Strafrechtler und Philosophen diskutieren das Problem der Verantwortung

Interdisziplinäre Konferenz an der Martin-Luther-Universität

Vom 28. Februar 2002 bis zum 2. März 2002 findet an der Martin-Luther-Universität Halle-Wittenberg eine von der DFG geförderte, interdisziplinäre Konferenz statt, die unter dem Titel „Zurechnung als Operationalisierung von Verantwortung“ das Problem der Verantwortung beleuchtet. Auf dem Tagungsprogramm stehen drei Themenkreise: Geschichte des Zurechnungsbegriffs, Zurechnungsprobleme in der politischen Wirklichkeit sowie rechtliche und philosophische Aspekte des Zurechungsbegriffs. Neben Experten aus dem Bundesgebiet und den USA werden namhafte italienische Strafrechtler und Philosophen das Wort ergreifen. Die Veranstaltung beginnt am 28. Februar, 9:00 Uhr, im Seminarraum 2, Juridicum, Universitätsplatz 5 in Halle/Saale. Gemeinsame Organisatoren sind das Institut für Philosophie und die Juristische Fakultät (Professur für Strafrecht und Rechtsphilosophie). Für die wissenschaftliche Leitung zeichnen Prof. Dr. Matthias Kaufmann und Prof. Dr. Joachim Renzikowski (beide Uni Halle) verantwortlich.

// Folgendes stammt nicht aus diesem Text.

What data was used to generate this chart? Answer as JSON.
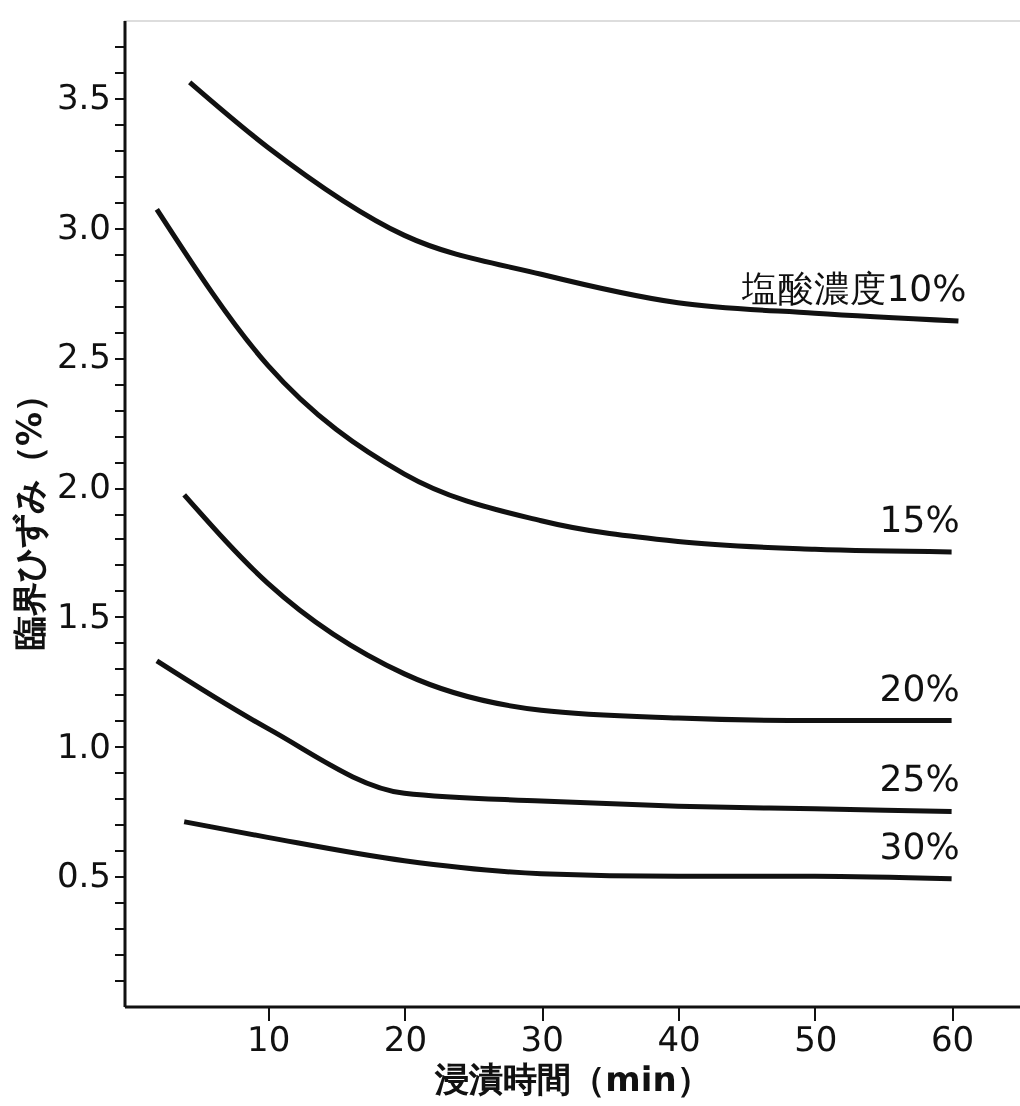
{
  "chart_data": {
    "type": "line",
    "xlabel": "浸漬時間（min）",
    "ylabel": "臨界ひずみ（%）",
    "xlim": [
      -0.5,
      65
    ],
    "ylim": [
      0,
      3.8
    ],
    "xticks": [
      10,
      20,
      30,
      40,
      50,
      60
    ],
    "yticks": [
      {
        "value": 0.1,
        "label": null
      },
      {
        "value": 0.2,
        "label": null
      },
      {
        "value": 0.3,
        "label": null
      },
      {
        "value": 0.4,
        "label": null
      },
      {
        "value": 0.5,
        "label": "0.5"
      },
      {
        "value": 0.6,
        "label": null
      },
      {
        "value": 0.7,
        "label": null
      },
      {
        "value": 0.8,
        "label": null
      },
      {
        "value": 0.9,
        "label": null
      },
      {
        "value": 1.0,
        "label": "1.0"
      },
      {
        "value": 1.1,
        "label": null
      },
      {
        "value": 1.2,
        "label": null
      },
      {
        "value": 1.3,
        "label": null
      },
      {
        "value": 1.4,
        "label": null
      },
      {
        "value": 1.5,
        "label": "1.5"
      },
      {
        "value": 1.6,
        "label": null
      },
      {
        "value": 1.7,
        "label": null
      },
      {
        "value": 1.8,
        "label": null
      },
      {
        "value": 1.9,
        "label": null
      },
      {
        "value": 2.0,
        "label": "2.0"
      },
      {
        "value": 2.1,
        "label": null
      },
      {
        "value": 2.2,
        "label": null
      },
      {
        "value": 2.3,
        "label": null
      },
      {
        "value": 2.4,
        "label": null
      },
      {
        "value": 2.5,
        "label": "2.5"
      },
      {
        "value": 2.6,
        "label": null
      },
      {
        "value": 2.7,
        "label": null
      },
      {
        "value": 2.8,
        "label": null
      },
      {
        "value": 2.9,
        "label": null
      },
      {
        "value": 3.0,
        "label": "3.0"
      },
      {
        "value": 3.1,
        "label": null
      },
      {
        "value": 3.2,
        "label": null
      },
      {
        "value": 3.3,
        "label": null
      },
      {
        "value": 3.4,
        "label": null
      },
      {
        "value": 3.5,
        "label": "3.5"
      },
      {
        "value": 3.6,
        "label": null
      },
      {
        "value": 3.7,
        "label": null
      }
    ],
    "grid": false,
    "marker": "none",
    "line_style": "solid",
    "series": [
      {
        "color": "#111111",
        "x": [
          4.3,
          10,
          20,
          30,
          40,
          50,
          60.5
        ],
        "values": [
          3.56,
          3.31,
          2.97,
          2.82,
          2.71,
          2.67,
          2.64
        ]
      },
      {
        "color": "#111111",
        "x": [
          1.9,
          10,
          20,
          30,
          40,
          50,
          60
        ],
        "values": [
          3.07,
          2.47,
          2.05,
          1.87,
          1.79,
          1.76,
          1.75
        ]
      },
      {
        "color": "#111111",
        "x": [
          3.9,
          10,
          20,
          30,
          40,
          50,
          60
        ],
        "values": [
          1.97,
          1.63,
          1.28,
          1.14,
          1.11,
          1.1,
          1.1
        ]
      },
      {
        "color": "#111111",
        "x": [
          1.9,
          10,
          20,
          30,
          40,
          50,
          60
        ],
        "values": [
          1.33,
          1.07,
          0.82,
          0.79,
          0.77,
          0.76,
          0.75
        ]
      },
      {
        "color": "#111111",
        "x": [
          3.9,
          10,
          20,
          30,
          40,
          50,
          60
        ],
        "values": [
          0.71,
          0.65,
          0.56,
          0.51,
          0.5,
          0.5,
          0.49
        ]
      }
    ],
    "annotations": [
      "塩酸濃度10%",
      "15%",
      "20%",
      "25%",
      "30%"
    ]
  }
}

Es gibt, besonders im Kontext der ökologischen Bewegung und der Kritik an den Folgen der Großtechnologien, eine seit einigen Jahren intensiver werdende Diskussion um das Problem der Verantwortung. Erinnert sei an Das Prinzip Verantwortung von Hans Jonas (einem der bekanntesten deutschen Philosophen) aus dem Jahre 1979, aber auch an die aktuelle Diskussion um individuelle und kollektive Verantwortung im Rahmen der Technikfolgenbewertung.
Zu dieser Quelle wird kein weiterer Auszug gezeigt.